Polyphony serait une division de EA ?? Je me suis pausé la question quand j’ai vu le nombre de patchs prévus pour le jeu. Car oui après 3 ans de retard (j’arrondis), et bien les gars nous prévoient patch sur patch. Un pour les dégâts, un pour accélérer les temps de chargement dans les menus du jeu, un pour rendre plus fluide le multi, un pour passer des voitures “standard” en “premium” et ainsi de suite. Sans déconner j’ai l’impression de me retrouver sur Fifa où après l’achat du jeu tu sais que t’as que 80% du travail qui est fini et que tu vas devoir attendre les patchs pour espérer arriver à 100%. Au moins l’intention est là et polyphonie à l’air plus opérationnel que EA pour sortir ces patchs.

Pour ce qui est des épreuves, on retrouve les permis, sûrement les épreuves les plus difficiles pour ceux qui voudront toutes les petites coupes en or ; les évènements spéciaux type Karting, Nascar ou Rally qui permettent de faire pas mal de sous mais une seule fois.
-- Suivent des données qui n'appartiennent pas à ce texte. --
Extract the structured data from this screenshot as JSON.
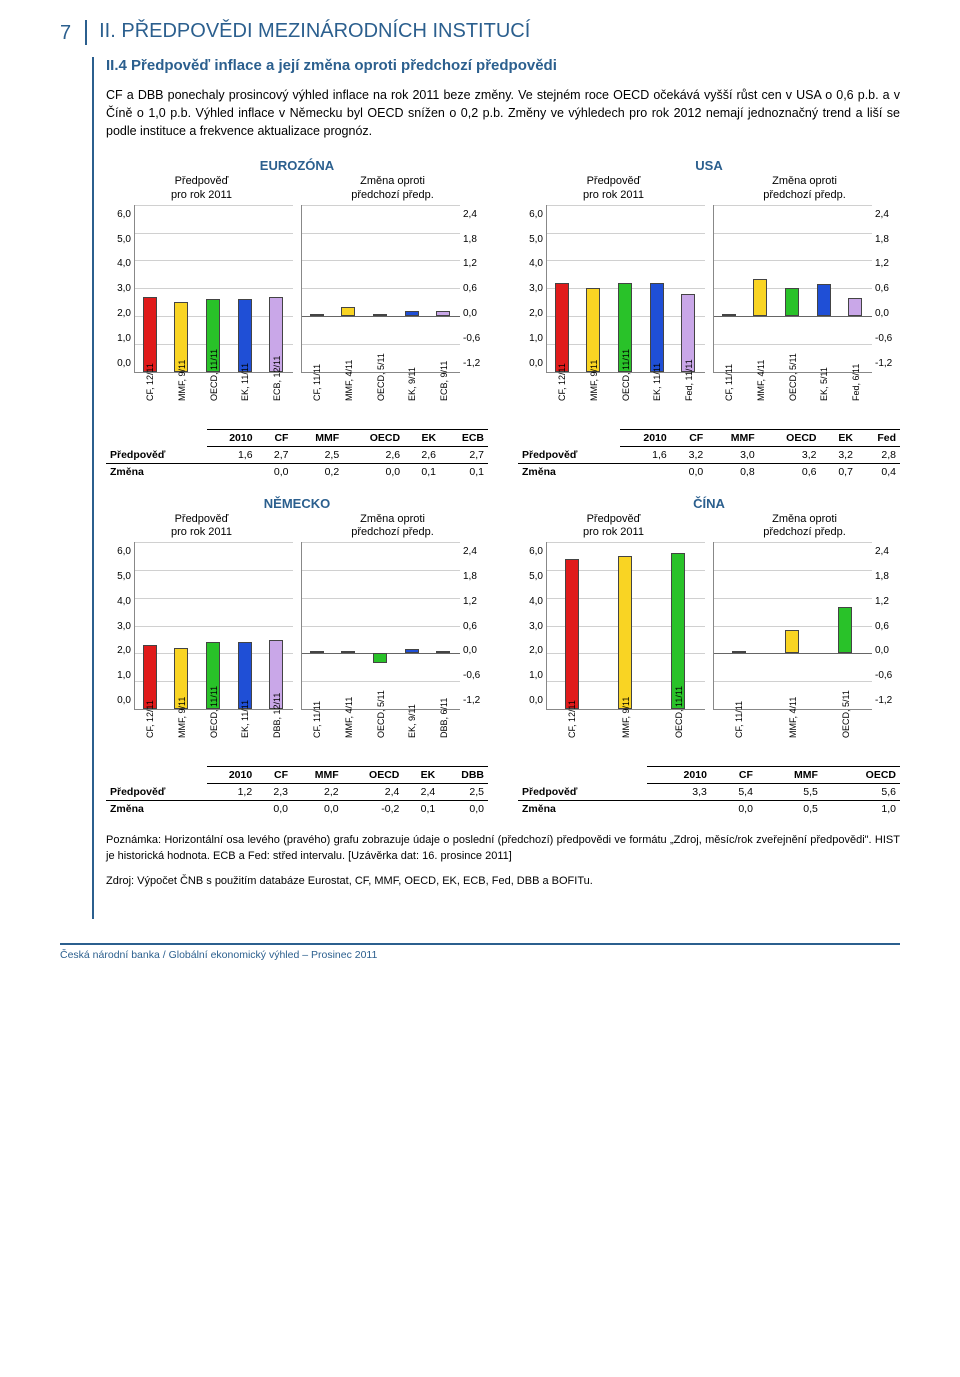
{
  "page_number": "7",
  "header_title": "II. PŘEDPOVĚDI MEZINÁRODNÍCH INSTITUCÍ",
  "subhead": "II.4 Předpověď inflace a její změna oproti předchozí předpovědi",
  "body_text": "CF a DBB ponechaly prosincový výhled inflace na rok 2011 beze změny. Ve stejném roce OECD očekává vyšší růst cen v USA o 0,6 p.b. a v Číně o 1,0 p.b. Výhled inflace v Německu byl OECD snížen o 0,2 p.b. Změny ve výhledech pro rok 2012 nemají jednoznačný trend a liší se podle instituce a frekvence aktualizace prognóz.",
  "sub_label_forecast": "Předpověď\npro rok 2011",
  "sub_label_change": "Změna oproti\npředchozí předp.",
  "colors": {
    "red": "#e01b1b",
    "yellow": "#f9d423",
    "green": "#29c229",
    "blue": "#1f4fd6",
    "purple": "#c9a7e8",
    "border": "#555555"
  },
  "panels": [
    {
      "id": "eurozona",
      "title": "EUROZÓNA",
      "left": {
        "ylim": [
          0,
          6
        ],
        "ytick_step": 1.0,
        "labels": [
          "CF, 12/11",
          "MMF, 9/11",
          "OECD, 11/11",
          "EK, 11/11",
          "ECB, 12/11"
        ],
        "values": [
          2.7,
          2.5,
          2.6,
          2.6,
          2.7
        ],
        "bar_colors": [
          "red",
          "yellow",
          "green",
          "blue",
          "purple"
        ]
      },
      "right": {
        "ylim": [
          -1.2,
          2.4
        ],
        "ytick_step": 0.6,
        "labels": [
          "CF, 11/11",
          "MMF, 4/11",
          "OECD, 5/11",
          "EK, 9/11",
          "ECB, 9/11"
        ],
        "values": [
          0.0,
          0.2,
          0.0,
          0.1,
          0.1
        ],
        "bar_colors": [
          "red",
          "yellow",
          "green",
          "blue",
          "purple"
        ]
      },
      "table": {
        "columns": [
          "",
          "2010",
          "CF",
          "MMF",
          "OECD",
          "EK",
          "ECB"
        ],
        "rows": [
          [
            "Předpověď",
            "1,6",
            "2,7",
            "2,5",
            "2,6",
            "2,6",
            "2,7"
          ],
          [
            "Změna",
            "",
            "0,0",
            "0,2",
            "0,0",
            "0,1",
            "0,1"
          ]
        ]
      }
    },
    {
      "id": "usa",
      "title": "USA",
      "left": {
        "ylim": [
          0,
          6
        ],
        "ytick_step": 1.0,
        "labels": [
          "CF, 12/11",
          "MMF, 9/11",
          "OECD, 11/11",
          "EK, 11/11",
          "Fed, 11/11"
        ],
        "values": [
          3.2,
          3.0,
          3.2,
          3.2,
          2.8
        ],
        "bar_colors": [
          "red",
          "yellow",
          "green",
          "blue",
          "purple"
        ]
      },
      "right": {
        "ylim": [
          -1.2,
          2.4
        ],
        "ytick_step": 0.6,
        "labels": [
          "CF, 11/11",
          "MMF, 4/11",
          "OECD, 5/11",
          "EK, 5/11",
          "Fed, 6/11"
        ],
        "values": [
          0.0,
          0.8,
          0.6,
          0.7,
          0.4
        ],
        "bar_colors": [
          "red",
          "yellow",
          "green",
          "blue",
          "purple"
        ]
      },
      "table": {
        "columns": [
          "",
          "2010",
          "CF",
          "MMF",
          "OECD",
          "EK",
          "Fed"
        ],
        "rows": [
          [
            "Předpověď",
            "1,6",
            "3,2",
            "3,0",
            "3,2",
            "3,2",
            "2,8"
          ],
          [
            "Změna",
            "",
            "0,0",
            "0,8",
            "0,6",
            "0,7",
            "0,4"
          ]
        ]
      }
    },
    {
      "id": "nemecko",
      "title": "NĚMECKO",
      "left": {
        "ylim": [
          0,
          6
        ],
        "ytick_step": 1.0,
        "labels": [
          "CF, 12/11",
          "MMF, 9/11",
          "OECD, 11/11",
          "EK, 11/11",
          "DBB, 12/11"
        ],
        "values": [
          2.3,
          2.2,
          2.4,
          2.4,
          2.5
        ],
        "bar_colors": [
          "red",
          "yellow",
          "green",
          "blue",
          "purple"
        ]
      },
      "right": {
        "ylim": [
          -1.2,
          2.4
        ],
        "ytick_step": 0.6,
        "labels": [
          "CF, 11/11",
          "MMF, 4/11",
          "OECD, 5/11",
          "EK, 9/11",
          "DBB, 6/11"
        ],
        "values": [
          0.0,
          0.0,
          -0.2,
          0.1,
          0.0
        ],
        "bar_colors": [
          "red",
          "yellow",
          "green",
          "blue",
          "purple"
        ]
      },
      "table": {
        "columns": [
          "",
          "2010",
          "CF",
          "MMF",
          "OECD",
          "EK",
          "DBB"
        ],
        "rows": [
          [
            "Předpověď",
            "1,2",
            "2,3",
            "2,2",
            "2,4",
            "2,4",
            "2,5"
          ],
          [
            "Změna",
            "",
            "0,0",
            "0,0",
            "-0,2",
            "0,1",
            "0,0"
          ]
        ]
      }
    },
    {
      "id": "cina",
      "title": "ČÍNA",
      "left": {
        "ylim": [
          0,
          6
        ],
        "ytick_step": 1.0,
        "labels": [
          "CF, 12/11",
          "MMF, 9/11",
          "OECD, 11/11"
        ],
        "values": [
          5.4,
          5.5,
          5.6
        ],
        "bar_colors": [
          "red",
          "yellow",
          "green"
        ]
      },
      "right": {
        "ylim": [
          -1.2,
          2.4
        ],
        "ytick_step": 0.6,
        "labels": [
          "CF, 11/11",
          "MMF, 4/11",
          "OECD, 5/11"
        ],
        "values": [
          0.0,
          0.5,
          1.0
        ],
        "bar_colors": [
          "red",
          "yellow",
          "green"
        ]
      },
      "table": {
        "columns": [
          "",
          "2010",
          "CF",
          "MMF",
          "OECD"
        ],
        "rows": [
          [
            "Předpověď",
            "3,3",
            "5,4",
            "5,5",
            "5,6"
          ],
          [
            "Změna",
            "",
            "0,0",
            "0,5",
            "1,0"
          ]
        ]
      }
    }
  ],
  "notes": "Poznámka: Horizontální osa levého (pravého) grafu zobrazuje údaje o poslední (předchozí) předpovědi ve formátu „Zdroj, měsíc/rok zveřejnění předpovědi\". HIST je historická hodnota. ECB a Fed: střed intervalu. [Uzávěrka dat: 16. prosince 2011]",
  "source": "Zdroj: Výpočet ČNB s použitím databáze Eurostat, CF, MMF, OECD, EK, ECB, Fed, DBB a BOFITu.",
  "footer": "Česká národní banka / Globální ekonomický výhled – Prosinec 2011"
}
Puis les championnats habituels divisés en deux catégories. le A-spec où vous incarnez le pilote et où tout dépend de votre maîtrise (et de la puissance de votre bolide par rapport aux adversaires). Et le B-spec où vous êtes cette fois d’un la peau d’un gars qui regarde un autre pilote (créé par vos soins) faire n’importe quoi en lui disant “accélère”, “ralentis” ou “double”. Juste passionnant ! ce mode vous permettra de jouer sans jouer. Genre vous avez trois heures à tuer, envie de vous rouler une cigarette, de faire une sieste ou une envie urgente, pas de soucis vous pouvez continuer à jouer en même temps. Merci Polyphony ! Dire que certains achètent encore un jeu de voiture pour les piloter eux-même.

Voilà, j’ai joué quelques heures déjà, j’ai presque fini le mode A-spec, j’ai sorti mon volant une fois sur deux et j’ai piloté des modèles premium une fois sur 5 et mon bilan est aussi clair que divisé sur ce jeu. Je le clame haut et fort Gran Turismo 5 est le meilleur jeu de voiture jamais sorti à ce jour. Comme tout chef d’oeuvre, il aura ses détracteurs et ces derniers ne seront pas en manque d’arguments : Le peu de modèle premium, le plaisir réduit en jouant à la manette, les sensations quasi-nulles en vue extérieure, les dégâts mal gérés (au moins au début), l’IA très réputée de GT, le mode B-spec inutile au possible, les temps de chargement interminables et des débuts laborieux sur le multi. Ca fait beaucoup, je vous l’accorde mais je le répète c’est pourtant la meilleure simulation de voiture sortie à ce jour.

C’est sûr il y a toujours une bonne raison de se moquer de Polyphony Digital sur GT5 mais ce que j’en retiens c’est qu’aucun jeu de caisse ne m’a procuré autant de plaisir depuis… toujours je crois. Par contre, sans volant et à bord d’une voiture “standard” le jeu perd facilement la moitié de son intérêt et de ses sensations.